Batuk terjadi karena rangsangan tertentu, misalnya debu di reseptor batuk (hidung, saluran pernapasan, bahkan telinga). Kemudian reseptor akan mengalirkan lewat saraf ke pusat batuk yang berada di otak. Di sini akan memberi sinyal kepada otot-otot tubuh untuk mengeluarkan benda asing tadi, hingga terjadilah batuk.
Sekilas tentang pilek
Pilek, biasa juga dikenal sebagai nasofaringitis, rinofaringitis, koriza akut, atau selesma, merupakan penyakit menular yang disebabkan virus pada sistem pernapasan yang terutama menyerang hidung.Tenggorokan, sinus, dan kotak suara juga dapat terpengaruh. Tanda dan gejala mungkin muncul kurang dari dua hari setelah paparan. Itu termasuk batuk, sakit tenggorokan, rhinorrhea, bersin, sakit kepala, dan demam. Orang biasanya sembuh dalam tujuh sampai sepuluh hari. Beberapa gejala dapat berlangsung hingga tiga minggu. Pada orang-orang dengan masalah kesehatan lainnya, pneumonia kadang-kadang berkembang.

Ada lebih dari 200 strain virus yang terlibat dalam penyebab pilek; rhinovirus adalah yang paling umum. Mereka menyebar melalui udara selama kontak dekat dengan orang yang terinfeksi dan secara tidak langsung melalui kontak dengan benda-benda di lingkungan diikuti dengan transfer ke mulut atau hidung. Faktor risiko termasuk pergi ke tempat penitipan anak, tidak tidur dengan baik, dan stres psikologis. Gejala sebagian besar karena respon kekebalan tubuh terhadap infeksi daripada kerusakan jaringan oleh virus sendiri. Penderita influenza sering menunjukkan gejala yang sama seperti penderita pilek, meskipun gejala biasanya lebih parah di influenza.

Tidak ada vaksin untuk pilek.
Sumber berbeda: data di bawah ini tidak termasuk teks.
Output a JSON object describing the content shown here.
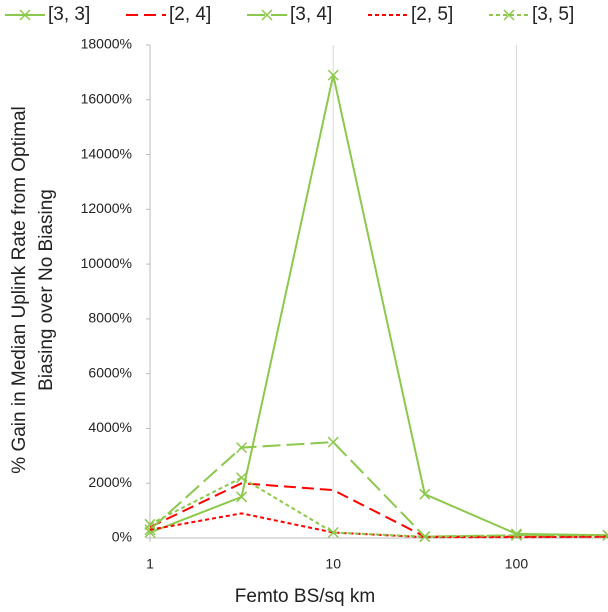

Metode utama pencegahan adalah mencuci tangan; tidak menyentuh mata, hidung atau mulut dengan tangan yang belum dicuci; dan menjauh dari orang-orang yang sakit. Beberapa bukti mendukung penggunaan masker wajah. Tidak ada obat untuk pilek, tetapi gejalanya dapat diobati.Obat anti-inflamasi nonsteroid (OAINS, nonsteroidal anti-inflammatory drug, NSAID) seperti ibuprofen dapat mengurangi rasa sakit.Antibiotik tidak boleh digunakan. Bukti tidak mendukung manfaat dari obat batuk.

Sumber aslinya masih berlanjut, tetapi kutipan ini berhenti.